Contrairement au procès en première instance de juin dernier, Me Ekeu avocat de la victime présumée a fait savoir que l’audience ne se ferait pas à huis clos. Le président de l’association Gueules d’Amour Tyler Biasini avait alors été reconnu coupable de l’accusation de viol qui lui était reprochée et condamné à 7 années d’emprisonnement. Contestant ce jugement, le second procès s’est ouvert ce lundi 16 mai.
« Je suis innocent Madame la présidente »
Le fait reproché par l’ordonnance de mise en accusation remonte à la nuit du 2 juillet 2014. L’accusé accompagné d’un de ses amis rejoint au Jungle Bar à Mamoudzou la plaignante, F., qui fête son anniversaire accompagnée d’une connaissance. La soirée se passe jusqu’à la fermeture de l’établissement à 3 heures du matin. Les individus sont raccompagnés en voiture par l’acolyte de Tyler Biasini qui dépose dans un premier temps l’amie de la victime présumée avant de déposer le président de l’association chez lui avec F.
C’est à partir de ce moment que le calvaire aurait débuté. Si le l’accusé ne nie pas avoir eu des rapports sexuels cette nuit-là, il conteste cependant l’accusation de viol qui lui est reprochée. D’ailleurs, quand la présidente du tribunal lui demande la position qu’il entend défendre au cours de cette audience, sa réponse se veut des plus lapidaires : « je suis innocent Madame la présidente ». Auditionnée en visio-conférence, F. va revenir longuement sur les faits survenus selon elle cette nuit. « Il m’a frappé, proféré des insultes racistes », avant de poursuivre « il avait un couteau, il m’a étranglé, il me donnait des gifles, il m’insultait ». La jeune femme portera plainte dès le lendemain des faits présumés.

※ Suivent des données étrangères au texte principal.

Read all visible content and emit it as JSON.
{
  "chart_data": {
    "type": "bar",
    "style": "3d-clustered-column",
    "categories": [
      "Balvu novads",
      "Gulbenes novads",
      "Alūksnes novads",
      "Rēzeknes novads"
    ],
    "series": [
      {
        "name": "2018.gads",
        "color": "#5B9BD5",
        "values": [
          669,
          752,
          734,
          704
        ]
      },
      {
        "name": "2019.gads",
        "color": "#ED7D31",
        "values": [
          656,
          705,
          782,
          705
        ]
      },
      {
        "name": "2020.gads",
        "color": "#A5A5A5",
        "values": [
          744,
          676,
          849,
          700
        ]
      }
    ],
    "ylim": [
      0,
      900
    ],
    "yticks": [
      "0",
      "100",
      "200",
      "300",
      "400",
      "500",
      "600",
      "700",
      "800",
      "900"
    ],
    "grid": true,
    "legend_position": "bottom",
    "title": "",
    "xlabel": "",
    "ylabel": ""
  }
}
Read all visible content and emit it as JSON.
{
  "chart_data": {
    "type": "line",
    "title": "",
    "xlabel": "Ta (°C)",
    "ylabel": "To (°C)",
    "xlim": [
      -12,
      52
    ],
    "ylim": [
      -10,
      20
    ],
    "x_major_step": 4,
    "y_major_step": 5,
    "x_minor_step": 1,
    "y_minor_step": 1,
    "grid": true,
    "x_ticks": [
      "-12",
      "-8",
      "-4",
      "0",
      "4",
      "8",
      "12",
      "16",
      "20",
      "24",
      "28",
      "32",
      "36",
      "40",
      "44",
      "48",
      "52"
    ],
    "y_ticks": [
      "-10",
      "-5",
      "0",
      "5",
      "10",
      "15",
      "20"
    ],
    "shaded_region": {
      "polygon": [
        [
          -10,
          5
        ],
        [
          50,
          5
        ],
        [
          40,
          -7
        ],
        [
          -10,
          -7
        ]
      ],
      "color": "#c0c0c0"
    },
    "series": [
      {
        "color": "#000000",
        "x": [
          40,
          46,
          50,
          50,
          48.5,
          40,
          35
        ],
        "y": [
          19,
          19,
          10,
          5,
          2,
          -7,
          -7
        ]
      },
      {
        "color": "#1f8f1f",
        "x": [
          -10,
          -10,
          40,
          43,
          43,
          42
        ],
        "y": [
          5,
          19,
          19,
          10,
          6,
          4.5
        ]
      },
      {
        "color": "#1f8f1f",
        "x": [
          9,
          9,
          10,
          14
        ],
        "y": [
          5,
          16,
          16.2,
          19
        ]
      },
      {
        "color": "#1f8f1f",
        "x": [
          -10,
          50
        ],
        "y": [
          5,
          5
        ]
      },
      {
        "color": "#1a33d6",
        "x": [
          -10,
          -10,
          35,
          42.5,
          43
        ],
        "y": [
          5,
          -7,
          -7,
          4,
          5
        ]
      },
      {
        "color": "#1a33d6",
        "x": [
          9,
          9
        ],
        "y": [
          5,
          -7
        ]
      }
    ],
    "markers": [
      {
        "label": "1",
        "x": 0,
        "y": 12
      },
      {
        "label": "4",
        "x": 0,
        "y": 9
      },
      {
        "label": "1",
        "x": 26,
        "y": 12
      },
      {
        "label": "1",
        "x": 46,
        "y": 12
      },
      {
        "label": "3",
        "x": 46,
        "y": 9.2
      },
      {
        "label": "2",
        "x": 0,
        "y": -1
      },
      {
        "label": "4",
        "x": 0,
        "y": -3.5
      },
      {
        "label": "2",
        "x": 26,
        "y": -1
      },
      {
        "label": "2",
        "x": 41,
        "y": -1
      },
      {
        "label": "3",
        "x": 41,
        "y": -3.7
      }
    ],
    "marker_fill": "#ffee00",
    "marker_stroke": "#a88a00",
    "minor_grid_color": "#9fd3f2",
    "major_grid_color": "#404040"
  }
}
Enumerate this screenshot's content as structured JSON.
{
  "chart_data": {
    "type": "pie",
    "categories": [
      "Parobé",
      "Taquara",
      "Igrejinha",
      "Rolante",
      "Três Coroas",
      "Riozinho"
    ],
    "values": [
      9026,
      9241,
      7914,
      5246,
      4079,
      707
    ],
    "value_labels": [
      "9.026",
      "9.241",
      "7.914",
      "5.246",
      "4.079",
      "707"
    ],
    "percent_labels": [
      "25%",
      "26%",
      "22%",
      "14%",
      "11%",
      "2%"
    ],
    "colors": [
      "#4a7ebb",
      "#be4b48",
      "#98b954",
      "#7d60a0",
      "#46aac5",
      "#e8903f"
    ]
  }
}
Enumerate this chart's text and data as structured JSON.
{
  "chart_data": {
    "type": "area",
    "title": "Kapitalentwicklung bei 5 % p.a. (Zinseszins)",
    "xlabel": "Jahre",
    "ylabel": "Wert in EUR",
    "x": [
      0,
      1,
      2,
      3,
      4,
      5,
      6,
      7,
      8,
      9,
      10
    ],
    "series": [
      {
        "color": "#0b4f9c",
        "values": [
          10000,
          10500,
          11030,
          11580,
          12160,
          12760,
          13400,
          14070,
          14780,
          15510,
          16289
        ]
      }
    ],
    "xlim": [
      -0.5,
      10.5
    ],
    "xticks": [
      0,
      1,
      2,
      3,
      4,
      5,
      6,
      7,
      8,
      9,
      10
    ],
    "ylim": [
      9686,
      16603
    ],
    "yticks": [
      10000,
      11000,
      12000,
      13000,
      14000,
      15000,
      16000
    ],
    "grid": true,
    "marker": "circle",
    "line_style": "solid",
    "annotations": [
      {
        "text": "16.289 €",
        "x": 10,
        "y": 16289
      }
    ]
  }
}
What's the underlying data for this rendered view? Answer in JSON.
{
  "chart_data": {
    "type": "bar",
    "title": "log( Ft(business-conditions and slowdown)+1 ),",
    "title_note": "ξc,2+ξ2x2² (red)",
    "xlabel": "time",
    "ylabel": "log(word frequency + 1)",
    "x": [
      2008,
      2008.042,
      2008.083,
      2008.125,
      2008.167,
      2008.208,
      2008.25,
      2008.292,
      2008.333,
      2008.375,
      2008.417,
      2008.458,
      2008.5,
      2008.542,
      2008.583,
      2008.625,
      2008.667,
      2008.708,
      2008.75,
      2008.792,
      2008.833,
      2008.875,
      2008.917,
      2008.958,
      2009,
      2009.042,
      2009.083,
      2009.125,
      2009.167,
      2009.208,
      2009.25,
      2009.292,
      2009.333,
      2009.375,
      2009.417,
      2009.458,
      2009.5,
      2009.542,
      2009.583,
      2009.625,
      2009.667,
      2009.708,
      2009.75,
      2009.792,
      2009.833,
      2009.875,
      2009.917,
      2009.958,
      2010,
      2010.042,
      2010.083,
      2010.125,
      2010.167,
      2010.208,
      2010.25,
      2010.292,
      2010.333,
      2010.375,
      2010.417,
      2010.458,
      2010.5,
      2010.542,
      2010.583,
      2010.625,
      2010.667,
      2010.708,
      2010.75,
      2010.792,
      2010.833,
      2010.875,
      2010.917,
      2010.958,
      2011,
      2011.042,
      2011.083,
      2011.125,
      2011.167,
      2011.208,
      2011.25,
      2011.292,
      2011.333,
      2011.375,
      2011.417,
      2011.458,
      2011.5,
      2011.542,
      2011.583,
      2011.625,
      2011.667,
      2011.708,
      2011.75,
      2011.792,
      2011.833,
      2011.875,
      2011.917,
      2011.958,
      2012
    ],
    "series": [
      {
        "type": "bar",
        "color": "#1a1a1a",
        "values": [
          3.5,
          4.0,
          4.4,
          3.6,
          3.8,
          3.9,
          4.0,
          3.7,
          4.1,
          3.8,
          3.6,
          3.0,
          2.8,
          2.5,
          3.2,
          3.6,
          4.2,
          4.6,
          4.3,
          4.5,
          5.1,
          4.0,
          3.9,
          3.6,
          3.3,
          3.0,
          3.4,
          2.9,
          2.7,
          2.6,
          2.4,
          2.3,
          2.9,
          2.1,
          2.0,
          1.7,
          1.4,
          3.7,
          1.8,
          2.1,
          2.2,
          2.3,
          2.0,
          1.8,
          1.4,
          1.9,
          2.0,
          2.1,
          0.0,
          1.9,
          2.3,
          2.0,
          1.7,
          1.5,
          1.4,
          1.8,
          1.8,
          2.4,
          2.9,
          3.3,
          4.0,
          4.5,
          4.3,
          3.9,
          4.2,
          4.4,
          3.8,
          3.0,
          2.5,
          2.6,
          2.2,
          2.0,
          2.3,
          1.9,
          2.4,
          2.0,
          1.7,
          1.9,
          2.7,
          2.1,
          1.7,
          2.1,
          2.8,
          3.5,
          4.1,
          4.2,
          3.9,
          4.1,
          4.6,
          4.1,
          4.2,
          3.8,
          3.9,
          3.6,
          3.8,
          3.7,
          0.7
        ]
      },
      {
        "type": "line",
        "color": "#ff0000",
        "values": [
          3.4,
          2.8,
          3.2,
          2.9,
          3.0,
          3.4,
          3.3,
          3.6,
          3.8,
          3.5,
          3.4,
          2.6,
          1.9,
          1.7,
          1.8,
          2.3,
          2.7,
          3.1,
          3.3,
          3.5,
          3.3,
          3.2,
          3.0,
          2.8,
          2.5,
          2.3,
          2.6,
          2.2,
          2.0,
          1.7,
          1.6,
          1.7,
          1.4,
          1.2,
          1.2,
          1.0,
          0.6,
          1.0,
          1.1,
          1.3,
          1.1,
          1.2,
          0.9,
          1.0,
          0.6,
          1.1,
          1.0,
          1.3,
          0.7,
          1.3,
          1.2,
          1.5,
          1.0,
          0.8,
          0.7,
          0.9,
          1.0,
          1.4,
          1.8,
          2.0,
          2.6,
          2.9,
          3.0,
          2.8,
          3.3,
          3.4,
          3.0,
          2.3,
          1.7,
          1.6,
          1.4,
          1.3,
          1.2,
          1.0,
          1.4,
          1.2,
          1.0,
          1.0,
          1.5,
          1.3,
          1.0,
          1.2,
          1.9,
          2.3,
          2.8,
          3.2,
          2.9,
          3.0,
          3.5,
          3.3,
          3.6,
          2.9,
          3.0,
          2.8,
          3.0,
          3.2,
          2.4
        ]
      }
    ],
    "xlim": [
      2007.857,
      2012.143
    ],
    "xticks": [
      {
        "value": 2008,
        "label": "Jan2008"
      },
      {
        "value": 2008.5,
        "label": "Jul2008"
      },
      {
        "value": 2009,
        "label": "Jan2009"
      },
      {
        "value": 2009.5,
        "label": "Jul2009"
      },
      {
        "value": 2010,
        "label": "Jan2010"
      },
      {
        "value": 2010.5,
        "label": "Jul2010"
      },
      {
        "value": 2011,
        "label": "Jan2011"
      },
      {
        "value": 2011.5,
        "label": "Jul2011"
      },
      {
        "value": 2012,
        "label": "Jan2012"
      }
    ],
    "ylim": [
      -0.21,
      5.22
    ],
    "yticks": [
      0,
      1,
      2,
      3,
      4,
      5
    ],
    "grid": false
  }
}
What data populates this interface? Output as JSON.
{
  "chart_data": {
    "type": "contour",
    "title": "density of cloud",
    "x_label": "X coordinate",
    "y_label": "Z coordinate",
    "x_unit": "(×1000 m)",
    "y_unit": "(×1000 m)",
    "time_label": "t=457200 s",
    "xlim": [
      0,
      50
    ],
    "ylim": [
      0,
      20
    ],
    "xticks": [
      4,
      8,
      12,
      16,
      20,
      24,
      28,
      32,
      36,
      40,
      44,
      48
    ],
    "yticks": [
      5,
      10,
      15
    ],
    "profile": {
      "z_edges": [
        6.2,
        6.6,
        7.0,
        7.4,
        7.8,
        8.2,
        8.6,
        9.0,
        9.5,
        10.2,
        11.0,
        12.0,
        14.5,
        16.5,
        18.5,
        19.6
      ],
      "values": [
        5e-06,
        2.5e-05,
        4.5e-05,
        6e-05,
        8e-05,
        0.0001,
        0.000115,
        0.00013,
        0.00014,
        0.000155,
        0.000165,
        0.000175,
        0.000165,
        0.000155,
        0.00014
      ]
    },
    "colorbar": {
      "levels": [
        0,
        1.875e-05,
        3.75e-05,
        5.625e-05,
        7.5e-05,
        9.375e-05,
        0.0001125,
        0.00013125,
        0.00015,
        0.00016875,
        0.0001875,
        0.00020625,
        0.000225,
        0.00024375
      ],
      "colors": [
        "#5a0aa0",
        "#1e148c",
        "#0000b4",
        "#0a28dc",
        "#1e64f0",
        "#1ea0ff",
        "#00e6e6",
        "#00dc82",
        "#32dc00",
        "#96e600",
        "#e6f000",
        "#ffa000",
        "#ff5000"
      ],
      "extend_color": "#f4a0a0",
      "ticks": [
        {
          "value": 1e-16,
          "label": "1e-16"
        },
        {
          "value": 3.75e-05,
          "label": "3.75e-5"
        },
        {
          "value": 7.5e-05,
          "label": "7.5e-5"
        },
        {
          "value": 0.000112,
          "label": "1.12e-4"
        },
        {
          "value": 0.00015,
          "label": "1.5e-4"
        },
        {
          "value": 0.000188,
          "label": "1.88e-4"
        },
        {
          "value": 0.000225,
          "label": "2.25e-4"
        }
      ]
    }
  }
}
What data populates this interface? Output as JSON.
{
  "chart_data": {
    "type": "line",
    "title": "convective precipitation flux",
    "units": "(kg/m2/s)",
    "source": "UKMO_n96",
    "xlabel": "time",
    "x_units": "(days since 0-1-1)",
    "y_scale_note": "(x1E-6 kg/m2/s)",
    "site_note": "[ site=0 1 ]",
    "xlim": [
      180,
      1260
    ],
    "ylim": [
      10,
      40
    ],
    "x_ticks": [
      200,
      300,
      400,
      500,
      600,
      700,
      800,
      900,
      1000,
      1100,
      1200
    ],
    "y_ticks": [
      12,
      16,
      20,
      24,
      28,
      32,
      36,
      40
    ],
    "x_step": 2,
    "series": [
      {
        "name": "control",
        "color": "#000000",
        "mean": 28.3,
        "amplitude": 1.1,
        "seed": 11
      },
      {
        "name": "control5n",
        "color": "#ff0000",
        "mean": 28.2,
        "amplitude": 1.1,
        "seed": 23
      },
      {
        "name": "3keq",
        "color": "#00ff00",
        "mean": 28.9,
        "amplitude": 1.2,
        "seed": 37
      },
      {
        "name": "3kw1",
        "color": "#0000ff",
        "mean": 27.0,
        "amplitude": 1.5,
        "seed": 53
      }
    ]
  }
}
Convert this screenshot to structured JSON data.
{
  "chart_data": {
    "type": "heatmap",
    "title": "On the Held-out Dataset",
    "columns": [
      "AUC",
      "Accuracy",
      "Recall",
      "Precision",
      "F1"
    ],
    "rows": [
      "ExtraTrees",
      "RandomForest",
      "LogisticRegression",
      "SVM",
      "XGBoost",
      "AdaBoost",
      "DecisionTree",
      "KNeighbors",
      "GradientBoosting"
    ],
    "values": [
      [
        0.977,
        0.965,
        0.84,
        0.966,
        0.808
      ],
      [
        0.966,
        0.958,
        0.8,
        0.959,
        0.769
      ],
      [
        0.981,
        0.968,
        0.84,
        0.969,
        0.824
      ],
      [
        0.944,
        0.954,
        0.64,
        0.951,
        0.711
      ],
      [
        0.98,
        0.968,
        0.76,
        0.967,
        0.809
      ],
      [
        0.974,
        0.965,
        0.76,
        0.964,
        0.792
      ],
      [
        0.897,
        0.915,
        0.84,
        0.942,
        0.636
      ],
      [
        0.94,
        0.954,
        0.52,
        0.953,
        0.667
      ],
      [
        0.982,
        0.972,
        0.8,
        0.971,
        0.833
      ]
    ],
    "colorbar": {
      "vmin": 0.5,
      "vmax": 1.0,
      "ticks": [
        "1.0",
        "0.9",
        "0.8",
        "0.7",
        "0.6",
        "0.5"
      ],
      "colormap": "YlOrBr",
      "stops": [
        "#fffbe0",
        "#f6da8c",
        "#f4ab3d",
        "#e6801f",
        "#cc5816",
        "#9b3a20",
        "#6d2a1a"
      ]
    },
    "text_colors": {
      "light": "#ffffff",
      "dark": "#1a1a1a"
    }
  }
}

« J’essaye de mettre cette histoire derrière moi »
Alors que Me Cooper, avocat de Tyler Biasini entend davantage entrer dans les détails concernant les rapports sexuels, F. exprime son agacement de devoir à nouveau ressasser pour la énième fois les évènements, « j’essaye de mettre cette histoire derrière moi. Je revois à chaque fois les images. Je ne comprends pas pourquoi je dois encore en parler ». Les questions de Me Cooper se veulent précises, l’irritation de F. est crescendo ; le ton monte, l’agacement est perceptible, les paroles s’entrechoquent, les phrases se déstructurent, la connexion capricieuse de la visioconférence ajoute de la confusion à l’incompréhension. La présidente du tribunal est obligée d’intervenir pour calmer le jeu, « je suis là pour faire la police de l’audience ».
L’interrogatoire électrique entre Me Cooper et F. dénote avec la posture martiale du
l’accusé : assis sur le banc des accusés, le buste droit tout comme son regard, les mains parfois jointes. Cette immobilité stoïcienne est parfois trahie, de temps à autre, par sa tête qui se tourne vers l’écran de visioconférence. Néanmoins, aucune réaction ne semble se lire sur son visage ni pendant l’interrogatoire de la plaignante ni durant les multiples prises de paroles des nombreux témoins qui se sont succédé à distance mais aussi à la barre.
« Pour moi il est mon fils »
Rencontrés dans le cadre professionnel ou au détour d’une soirée, ami d’enfance ou depuis Mayotte, assistante parlementaire, vétérinaire, professeure des écoles, ancienne présidente de l’association Gueules d’Amour ou encore épouse et mère, tous ont loué à un moment sa « gentillesse », sa « bienveillance », son côté « travailleur ». Certes, s’il est décrit « comme un homme à femmes » et « dragueur », à aucun moment les témoins ne font part de gestes déplacés ou de paroles injurieuses. L’ancienne présidente de Gueules d’Amour s’émeut, « j’aurais voulu que mon enfant soit Tyler. Il est d’une bienveillance, d’une courtoisie, un grand bosseur. Il a le cœur sur la main. Tout le monde est persuadé que c’est un piège. Pour moi, il est mon fils ».
Le procès prévu sur deux jours se termine aujourd’hui mardi avec le réquisitoire de l’avocat général ainsi que les délibérations du tribunal.